The Mirror News

Council considering permit for Leongatha Aldi supermarket

THE development of an Aldi Stores supermarket in the centre of Leongatha is likely to move a step closer at today’s (Wednesday July 24) meeting of South Gippsland Shire Council.

Council will vote on granting a planning permit for the supermarket, proposed to be located on the corner of Bruce and Church Streets, in a block bounded by Gawdion and Roberts lanes.

After a lengthy period of community consultation, the application is being referred to Council with eleven objections remaining. There are objections to the likely increase in traffic, the loss of existing car parking spaces and the fact that the supermarket will not have a public toilet.

The shire’s planning department, however, has concluded that the application is in accordance with the requirements of the South Gippsland Planning Scheme, the development is a positive outcome for Leongatha and the municipality, and it recommends that approval be given.

In a presentation to Council last Wednesday, Jarrah Lukjanov, Principal Planner with Select Planners, the consultancy working on the venture for Aldi Stores, addressed some of the issues the development proposal has raised.

“We see Aldi’s involvement in this community as a long one,” he said. Research has shown, he said, that not only are grocery prices cheaper at Aldi but the presence of an Aldi store tends to have a flow-on effect at neighbouring supermarkets, which are encouraged to bring their prices down, too. “It’s a win for the communities Aldi enters.”

He said that Aldi engineers and council traffic engineers were of the opinion that the streets in the vicinity of the proposed development would be able to cope comfortably with any extra traffic. “Yes, there will be an increase in traffic movements, but that’s what towns need to grow.”

Mr Lukjanov said that although the development will entail the loss of five parking spaces on the street, the number of parking spaces being provided at the new supermarket will be, at 84, excess to requirements.

Also on Wednesday there were a couple of presentations made by people with objections to the development. Chris Heazlewood, who has a property in nearby Ritchie Street, asserted that the development was being rushed through and suggested there were preferable sites. He said that even though his property is within 100 metres of the proposed Aldi site, he was not advised of the proposal and given the opportunity to voice his opinion until very recently. He expressed concerns about the additional traffic and, in particular, the impact of the development on public safety, envisaging cars hurtling down Church Street and crashing into his front fence.

He wondered aloud if Aldi had put enough detail into their application. “I think it’s unacceptable,” he said.

In a joint presentation to Council, Thelma Arnup and Richard Lester expressed their support for the Aldi supermarket but asked for council consideration of the historic flame tree threatened by the development.

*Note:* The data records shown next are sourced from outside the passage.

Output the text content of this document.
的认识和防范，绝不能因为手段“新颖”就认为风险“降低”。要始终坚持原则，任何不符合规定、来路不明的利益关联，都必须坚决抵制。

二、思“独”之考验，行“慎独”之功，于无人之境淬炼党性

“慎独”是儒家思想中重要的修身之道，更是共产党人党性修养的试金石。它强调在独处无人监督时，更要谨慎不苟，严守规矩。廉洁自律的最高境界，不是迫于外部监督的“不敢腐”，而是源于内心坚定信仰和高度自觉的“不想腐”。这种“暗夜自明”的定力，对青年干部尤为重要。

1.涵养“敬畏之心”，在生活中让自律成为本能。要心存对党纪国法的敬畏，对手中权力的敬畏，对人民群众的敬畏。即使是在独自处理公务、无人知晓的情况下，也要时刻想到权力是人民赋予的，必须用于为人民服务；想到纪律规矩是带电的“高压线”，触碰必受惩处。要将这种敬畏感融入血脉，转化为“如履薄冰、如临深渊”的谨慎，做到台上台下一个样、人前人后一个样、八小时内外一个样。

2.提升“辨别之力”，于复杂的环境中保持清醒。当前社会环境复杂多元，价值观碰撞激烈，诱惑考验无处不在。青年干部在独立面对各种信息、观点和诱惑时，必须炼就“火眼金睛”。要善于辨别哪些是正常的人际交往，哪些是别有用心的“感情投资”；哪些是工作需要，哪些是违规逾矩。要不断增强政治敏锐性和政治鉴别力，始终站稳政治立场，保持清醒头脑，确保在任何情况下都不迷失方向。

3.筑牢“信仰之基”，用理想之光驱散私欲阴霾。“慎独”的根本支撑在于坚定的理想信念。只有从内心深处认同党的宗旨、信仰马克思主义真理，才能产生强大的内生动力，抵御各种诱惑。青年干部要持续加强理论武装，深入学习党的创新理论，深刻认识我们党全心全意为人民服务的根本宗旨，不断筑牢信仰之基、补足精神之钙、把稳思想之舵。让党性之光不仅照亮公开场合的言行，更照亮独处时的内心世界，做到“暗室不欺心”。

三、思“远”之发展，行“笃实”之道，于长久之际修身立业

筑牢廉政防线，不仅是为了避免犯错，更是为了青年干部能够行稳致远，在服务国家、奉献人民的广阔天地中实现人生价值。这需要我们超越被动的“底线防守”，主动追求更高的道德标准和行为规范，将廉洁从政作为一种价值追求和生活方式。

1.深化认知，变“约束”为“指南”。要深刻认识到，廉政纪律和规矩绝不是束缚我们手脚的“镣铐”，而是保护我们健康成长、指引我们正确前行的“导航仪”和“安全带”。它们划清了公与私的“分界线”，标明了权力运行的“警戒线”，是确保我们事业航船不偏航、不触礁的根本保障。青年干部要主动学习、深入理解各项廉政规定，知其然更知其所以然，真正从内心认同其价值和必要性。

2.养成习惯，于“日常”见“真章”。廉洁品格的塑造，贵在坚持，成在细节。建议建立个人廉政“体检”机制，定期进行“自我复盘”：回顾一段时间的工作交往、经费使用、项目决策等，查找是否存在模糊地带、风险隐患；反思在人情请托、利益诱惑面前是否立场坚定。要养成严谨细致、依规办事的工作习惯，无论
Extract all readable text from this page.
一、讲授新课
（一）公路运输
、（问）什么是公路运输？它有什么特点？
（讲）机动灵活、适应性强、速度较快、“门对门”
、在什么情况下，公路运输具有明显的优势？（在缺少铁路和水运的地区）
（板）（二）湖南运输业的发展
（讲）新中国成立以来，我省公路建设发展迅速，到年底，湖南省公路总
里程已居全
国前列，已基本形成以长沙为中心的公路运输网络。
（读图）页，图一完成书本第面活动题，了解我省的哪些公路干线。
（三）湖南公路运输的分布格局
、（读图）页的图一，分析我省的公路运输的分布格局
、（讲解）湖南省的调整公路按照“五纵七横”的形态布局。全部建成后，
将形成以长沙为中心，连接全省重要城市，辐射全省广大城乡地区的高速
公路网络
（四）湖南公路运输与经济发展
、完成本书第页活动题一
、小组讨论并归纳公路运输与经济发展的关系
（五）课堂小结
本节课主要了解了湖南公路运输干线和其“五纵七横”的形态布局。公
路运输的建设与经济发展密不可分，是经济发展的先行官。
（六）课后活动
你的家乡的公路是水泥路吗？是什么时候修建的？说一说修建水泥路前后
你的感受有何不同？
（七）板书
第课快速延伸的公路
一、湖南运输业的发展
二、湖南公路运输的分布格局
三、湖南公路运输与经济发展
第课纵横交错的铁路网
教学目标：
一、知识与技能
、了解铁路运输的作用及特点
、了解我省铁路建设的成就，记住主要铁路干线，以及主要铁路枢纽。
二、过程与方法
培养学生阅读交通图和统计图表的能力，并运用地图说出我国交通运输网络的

Back in 2001 Mr Lester helped draw up a register of significant trees in the shire. He asked for the Planning Scheme to be amended and protection given to significant trees, such as the flame tree, with inclusion of a Vegetation Protection Overlay.

“This would be a great opportunity for our council and Aldi to show they’re listening to the public,” said Mrs Arnup, describing the flame tree as “a thing of beauty, shade, and, most importantly, a piece of Leongatha history, worth fighting for”. She suggested if the supermarket could not be built around the tree, perhaps the tree could be transplanted.

Councillors Jim Fawcett and Nigel Hutchinson-Brooks expressed sympathy for Mrs Arnup’s position, but said it would not be possible to save the tree. Cr Fawcett said there was no planning justification on the books. Cr Hutchinson-Brooks said that the tree was in the wrong spot for the development to go ahead as planned. He cautioned that it would be unwise to spend too much on a solution when the tree, already of a great age, might not survive for much longer anyway.

“We’ve made representations to the developers and it’s just not practical to preserve the tree, but they do plan to propagate seedlings from the flame tree,” Shire’s director of development services, Phil Stone, commented.

Around 25 trees, including some flame trees, will be planted on the site to add visual appeal.